| by
Peter Fortune
September/October 1999
The distribution of returns on common stocks is, arguably,
one of the most widely studied financial market characteristics.
The performance of stock prices during breaks in trading
has received considerable attention in recent years,
especially since the advent of "circuit breakers"
designed to create stability when markets are chaotic.

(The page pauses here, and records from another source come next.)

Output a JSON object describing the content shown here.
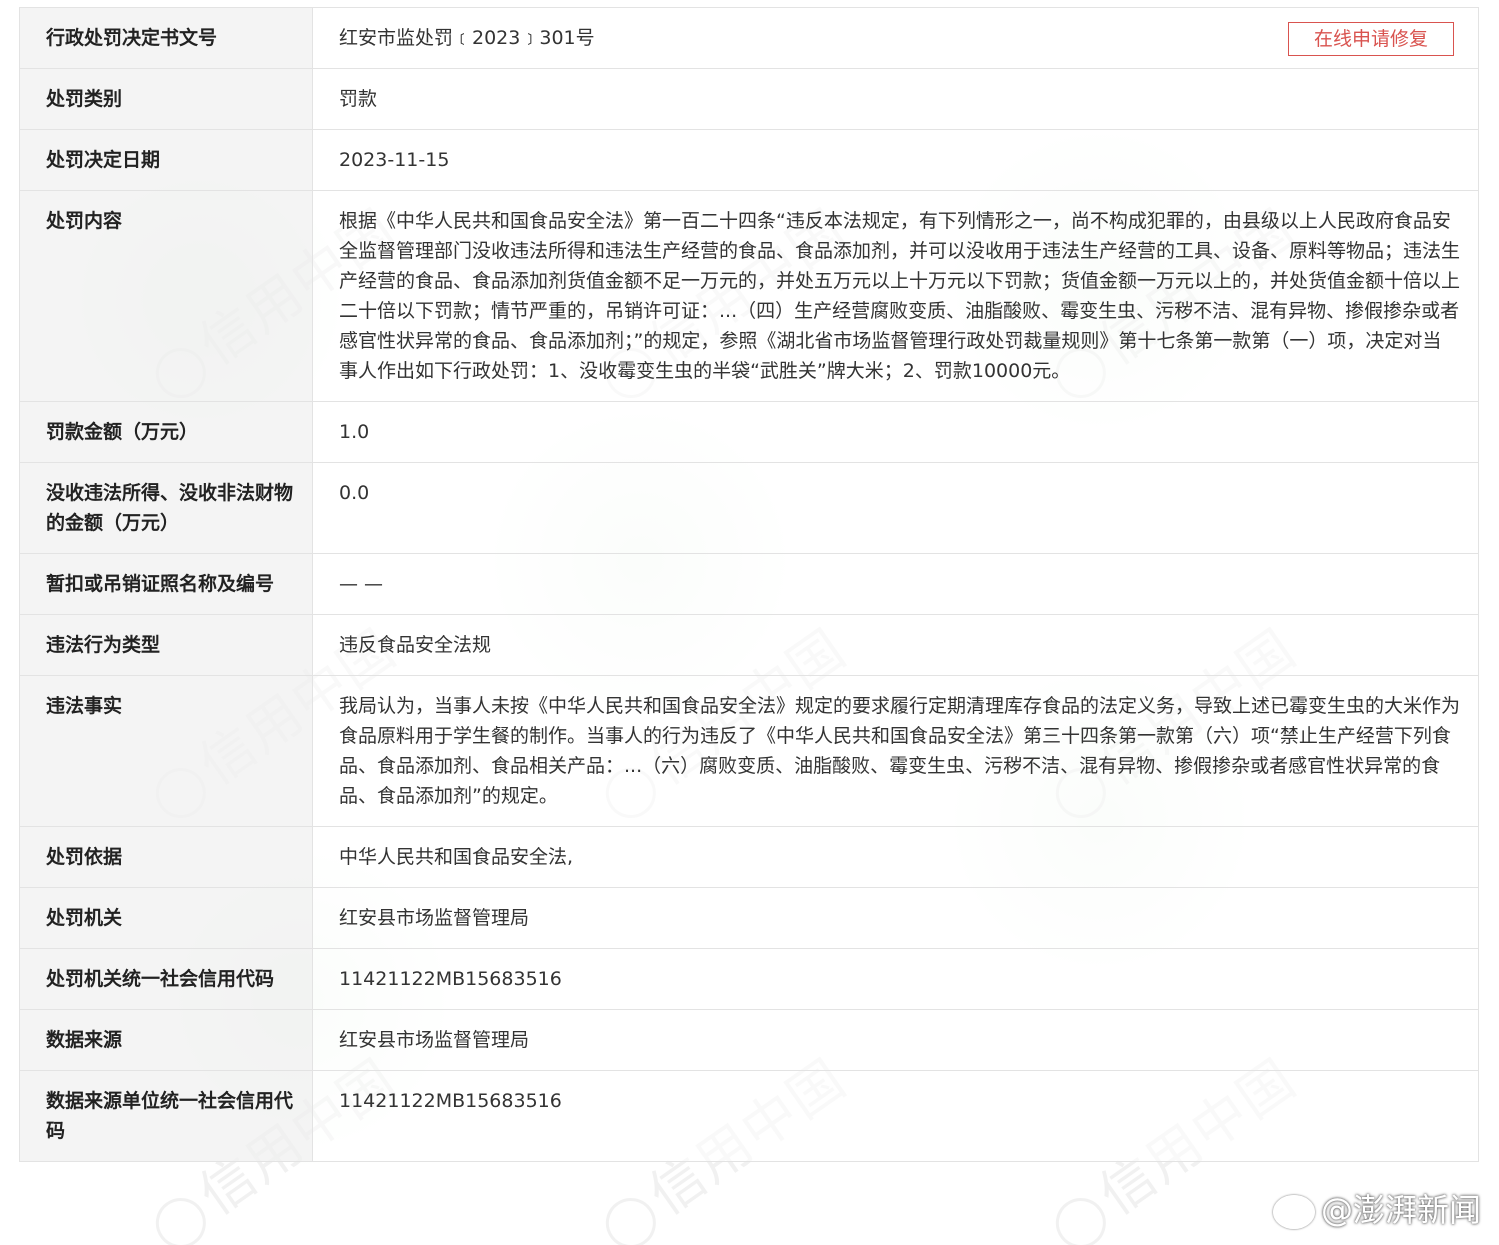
{
  "rows": [
    {
      "label": "行政处罚决定书文号",
      "value": "红安市监处罚﹝2023﹞301号"
    },
    {
      "label": "处罚类别",
      "value": "罚款"
    },
    {
      "label": "处罚决定日期",
      "value": "2023-11-15"
    },
    {
      "label": "处罚内容",
      "value": "根据《中华人民共和国食品安全法》第一百二十四条“违反本法规定，有下列情形之一，尚不构成犯罪的，由县级以上人民政府食品安全监督管理部门没收违法所得和违法生产经营的食品、食品添加剂，并可以没收用于违法生产经营的工具、设备、原料等物品；违法生产经营的食品、食品添加剂货值金额不足一万元的，并处五万元以上十万元以下罚款；货值金额一万元以上的，并处货值金额十倍以上二十倍以下罚款；情节严重的，吊销许可证：...（四）生产经营腐败变质、油脂酸败、霉变生虫、污秽不洁、混有异物、掺假掺杂或者感官性状异常的食品、食品添加剂；”的规定，参照《湖北省市场监督管理行政处罚裁量规则》第十七条第一款第（一）项，决定对当事人作出如下行政处罚：1、没收霉变生虫的半袋“武胜关”牌大米；2、罚款10000元。"
    },
    {
      "label": "罚款金额（万元）",
      "value": "1.0"
    },
    {
      "label": "没收违法所得、没收非法财物的金额（万元）",
      "value": "0.0"
    },
    {
      "label": "暂扣或吊销证照名称及编号",
      "value": "— —"
    },
    {
      "label": "违法行为类型",
      "value": "违反食品安全法规"
    },
    {
      "label": "违法事实",
      "value": "我局认为，当事人未按《中华人民共和国食品安全法》规定的要求履行定期清理库存食品的法定义务，导致上述已霉变生虫的大米作为食品原料用于学生餐的制作。当事人的行为违反了《中华人民共和国食品安全法》第三十四条第一款第（六）项“禁止生产经营下列食品、食品添加剂、食品相关产品：...（六）腐败变质、油脂酸败、霉变生虫、污秽不洁、混有异物、掺假掺杂或者感官性状异常的食品、食品添加剂”的规定。"
    },
    {
      "label": "处罚依据",
      "value": "中华人民共和国食品安全法,"
    },
    {
      "label": "处罚机关",
      "value": "红安县市场监督管理局"
    },
    {
      "label": "处罚机关统一社会信用代码",
      "value": "11421122MB15683516"
    },
    {
      "label": "数据来源",
      "value": "红安县市场监督管理局"
    },
    {
      "label": "数据来源单位统一社会信用代码",
      "value": "11421122MB15683516"
    }
  ],
  "repair_button_label": "在线申请修复",
  "watermark_text": "信用中国",
  "brand_text": "@澎湃新闻",
  "colors": {
    "accent_red": "#d9534f",
    "label_bg": "#f0f0f0",
    "border": "#e3e3e3"
  }
}
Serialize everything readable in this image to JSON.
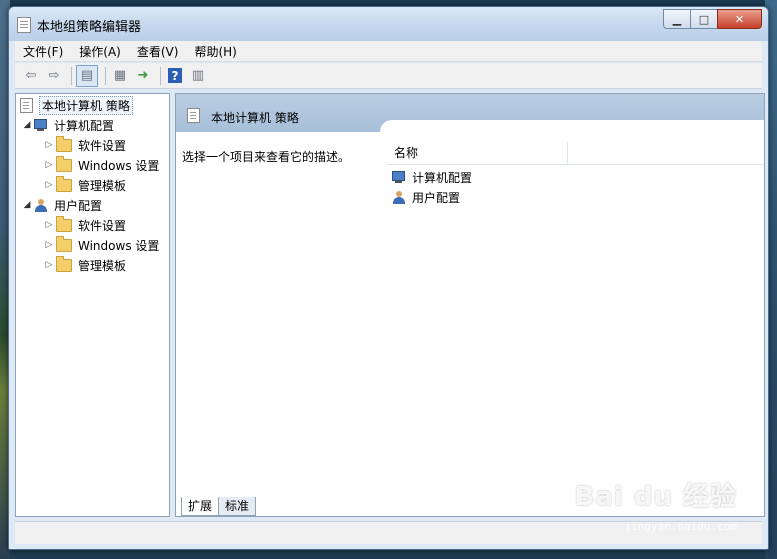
{
  "window": {
    "title": "本地组策略编辑器",
    "minimize": "0",
    "maximize": "1",
    "close": "r"
  },
  "menu": [
    "文件(F)",
    "操作(A)",
    "查看(V)",
    "帮助(H)"
  ],
  "toolbar": [
    "back",
    "forward",
    "show-hide-tree",
    "properties",
    "export",
    "help",
    "view"
  ],
  "tree": {
    "root": "本地计算机 策略",
    "computer": "计算机配置",
    "computer_children": [
      "软件设置",
      "Windows 设置",
      "管理模板"
    ],
    "user": "用户配置",
    "user_children": [
      "软件设置",
      "Windows 设置",
      "管理模板"
    ]
  },
  "main": {
    "header_title": "本地计算机 策略",
    "description": "选择一个项目来查看它的描述。",
    "column_name": "名称",
    "items": [
      "计算机配置",
      "用户配置"
    ]
  },
  "tabs": [
    "扩展",
    "标准"
  ],
  "watermark": {
    "brand": "Bai du 经验",
    "url": "jingyan.baidu.com"
  }
}
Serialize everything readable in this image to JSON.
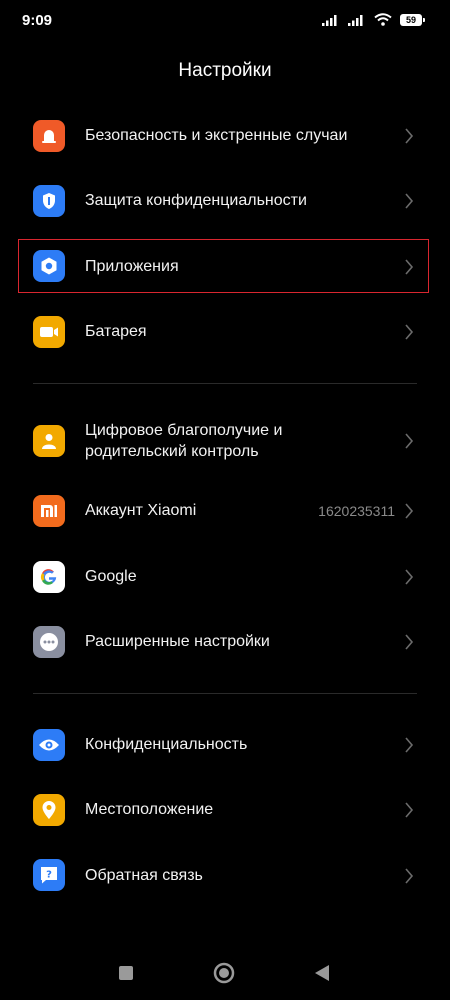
{
  "status_bar": {
    "time": "9:09",
    "battery": "59"
  },
  "header": {
    "title": "Настройки"
  },
  "settings": {
    "group1": [
      {
        "label": "Безопасность и экстренные случаи",
        "icon": "emergency-icon",
        "color": "#f05a28"
      },
      {
        "label": "Защита конфиденциальности",
        "icon": "privacy-shield-icon",
        "color": "#2d7cf6"
      },
      {
        "label": "Приложения",
        "icon": "apps-gear-icon",
        "color": "#2d7cf6",
        "highlighted": true
      },
      {
        "label": "Батарея",
        "icon": "battery-icon",
        "color": "#f2a900"
      }
    ],
    "group2": [
      {
        "label_line1": "Цифровое благополучие и",
        "label_line2": "родительский контроль",
        "icon": "wellbeing-icon",
        "color": "#f2a900"
      },
      {
        "label": "Аккаунт Xiaomi",
        "value": "1620235311",
        "icon": "xiaomi-icon",
        "color": "#f26b1d"
      },
      {
        "label": "Google",
        "icon": "google-icon",
        "color": "#ffffff"
      },
      {
        "label": "Расширенные настройки",
        "icon": "more-dots-icon",
        "color": "#8a8fa0"
      }
    ],
    "group3": [
      {
        "label": "Конфиденциальность",
        "icon": "eye-icon",
        "color": "#2d7cf6"
      },
      {
        "label": "Местоположение",
        "icon": "location-pin-icon",
        "color": "#f2a900"
      },
      {
        "label": "Обратная связь",
        "icon": "feedback-icon",
        "color": "#2d7cf6"
      }
    ]
  },
  "nav": {
    "icons": [
      "recents-square-icon",
      "home-circle-icon",
      "back-triangle-icon"
    ]
  },
  "colors": {
    "background": "#000000",
    "highlight_border": "#d9262f",
    "divider": "#2a2a2a",
    "chevron": "#6b6b6b"
  }
}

This study examines the distribution of daily returns
on five popular stock price indices, with a special
emphasis on the difference between returns over weekends
and returns over adjacent intraweek trading days. The
author revisits the "weekend effect" in common
stock returns, focusing on two characteristics of differential
returns over intraweek trading days and over weekends:
the "drift" and the "volatility."
He finds that the volatility of stock returns over
weekends is much smaller than could be predicted from
intraweek volatility. This is true of stock returns
over weekends both before and after October 1987. He
also finds that the difference between intraweek drift
and weekend drift is smaller after October 1987 than
before. Indeed, it disappears for large companies, suggesting
that the poor performance of common stocks over weekends
in the 1980s was a financial anomaly that was mitigated
over time, as investors incorporated it into the timing
of their transactions. The sharp decrease in volatility
over weekends is consistent with the view that active
trading actually increases volatility, so that a close
in trading will be consistent with a reduction in volatility.
However, a weekend is a scheduled event, which might
simply reduce the rate of new information flow, while
a sudden halt in trading might eliminate all information
flow from price discovery, creating an environment that
elicits the volatility it is designed to mitigate.